Approximate Collapsed Gibbs Clustering with Expectation Propagation
This work addresses a computational bottleneck for researchers and practitioners using MCMC methods in clustering, though it is incremental as it builds on existing sampling and approximation techniques.
The paper tackles the intractability of collapsed Gibbs sampling in complex latent variable cluster models by approximating the necessary integrals using expectation propagation, enabling a runtime-accuracy tradeoff with competitive accuracy much faster than naive Gibbs samplers in case studies like mixtures of Student-t's and time series clustering.

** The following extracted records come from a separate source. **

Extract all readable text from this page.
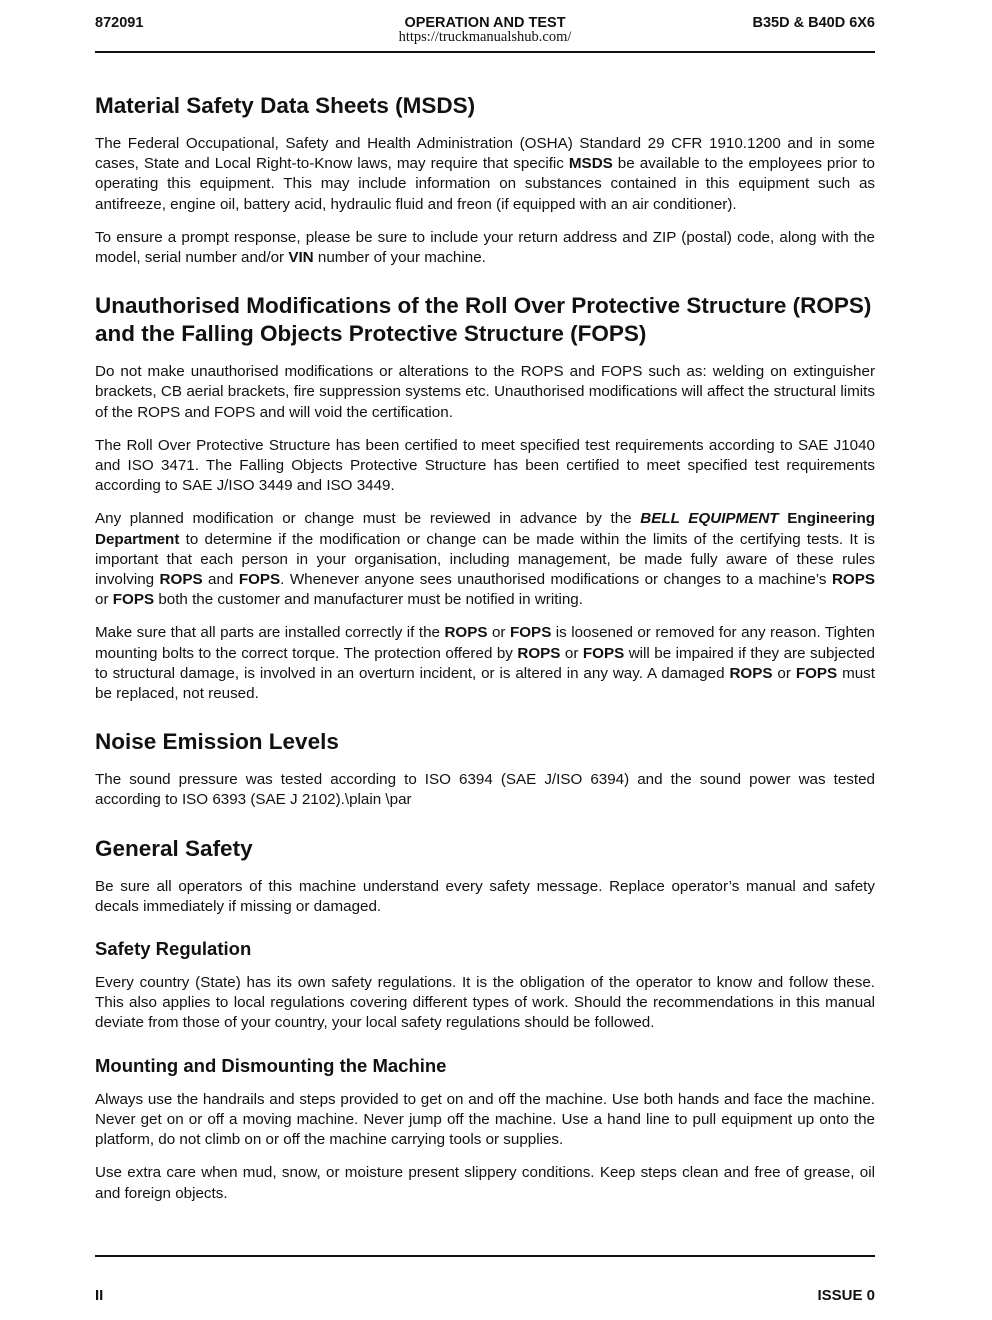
872091	OPERATION AND TEST	B35D & B40D 6X6
https://truckmanualshub.com/
Material Safety Data Sheets (MSDS)

The Federal Occupational, Safety and Health Administration (OSHA) Standard 29 CFR 1910.1200 and in some cases, State and Local Right-to-Know laws, may require that specific MSDS be available to the employees prior to operating this equipment. This may include information on substances contained in this equipment such as antifreeze, engine oil, battery acid, hydraulic fluid and freon (if equipped with an air conditioner).

To ensure a prompt response, please be sure to include your return address and ZIP (postal) code, along with the model, serial number and/or VIN number of your machine.

Unauthorised Modifications of the Roll Over Protective Structure (ROPS) and the Falling Objects Protective Structure (FOPS)

Do not make unauthorised modifications or alterations to the ROPS and FOPS such as: welding on extinguisher brackets, CB aerial brackets, fire suppression systems etc. Unauthorised modifications will affect the structural limits of the ROPS and FOPS and will void the certification.

The Roll Over Protective Structure has been certified to meet specified test requirements according to SAE J1040 and ISO 3471. The Falling Objects Protective Structure has been certified to meet specified test requirements according to SAE J/ISO 3449 and ISO 3449.

Any planned modification or change must be reviewed in advance by the BELL EQUIPMENT Engineering Department to determine if the modification or change can be made within the limits of the certifying tests. It is important that each person in your organisation, including management, be made fully aware of these rules involving ROPS and FOPS. Whenever anyone sees unauthorised modifications or changes to a machine’s ROPS or FOPS both the customer and manufacturer must be notified in writing.

Make sure that all parts are installed correctly if the ROPS or FOPS is loosened or removed for any reason. Tighten mounting bolts to the correct torque. The protection offered by ROPS or FOPS will be impaired if they are subjected to structural damage, is involved in an overturn incident, or is altered in any way. A damaged ROPS or FOPS must be replaced, not reused.

Noise Emission Levels

The sound pressure was tested according to ISO 6394 (SAE J/ISO 6394) and the sound power was tested according to ISO 6393 (SAE J 2102).\plain \par

General Safety

Be sure all operators of this machine understand every safety message. Replace operator’s manual and safety decals immediately if missing or damaged.

Safety Regulation

Every country (State) has its own safety regulations. It is the obligation of the operator to know and follow these. This also applies to local regulations covering different types of work. Should the recommendations in this manual deviate from those of your country, your local safety regulations should be followed.

Mounting and Dismounting the Machine

Always use the handrails and steps provided to get on and off the machine. Use both hands and face the machine. Never get on or off a moving machine. Never jump off the machine. Use a hand line to pull equipment up onto the platform, do not climb on or off the machine carrying tools or supplies.

Use extra care when mud, snow, or moisture present slippery conditions. Keep steps clean and free of grease, oil and foreign objects.

II	ISSUE 0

We develop a framework for approximating collapsed Gibbs sampling in generative latent variable cluster models. Collapsed Gibbs is a popular MCMC method, which integrates out variables in the posterior to improve mixing. Unfortunately for many complex models, integrating out these variables is either analytically or computationally intractable. We efficiently approximate the necessary collapsed Gibbs integrals by borrowing ideas from expectation propagation. We present two case studies where exact collapsed Gibbs sampling is intractable: mixtures of Student-t's and time series clustering. Our experiments on real and synthetic data show that our approximate sampler enables a runtime-accuracy tradeoff in sampling these types of models, providing results with competitive accuracy much more rapidly than the naive Gibbs samplers one would otherwise rely on in these scenarios.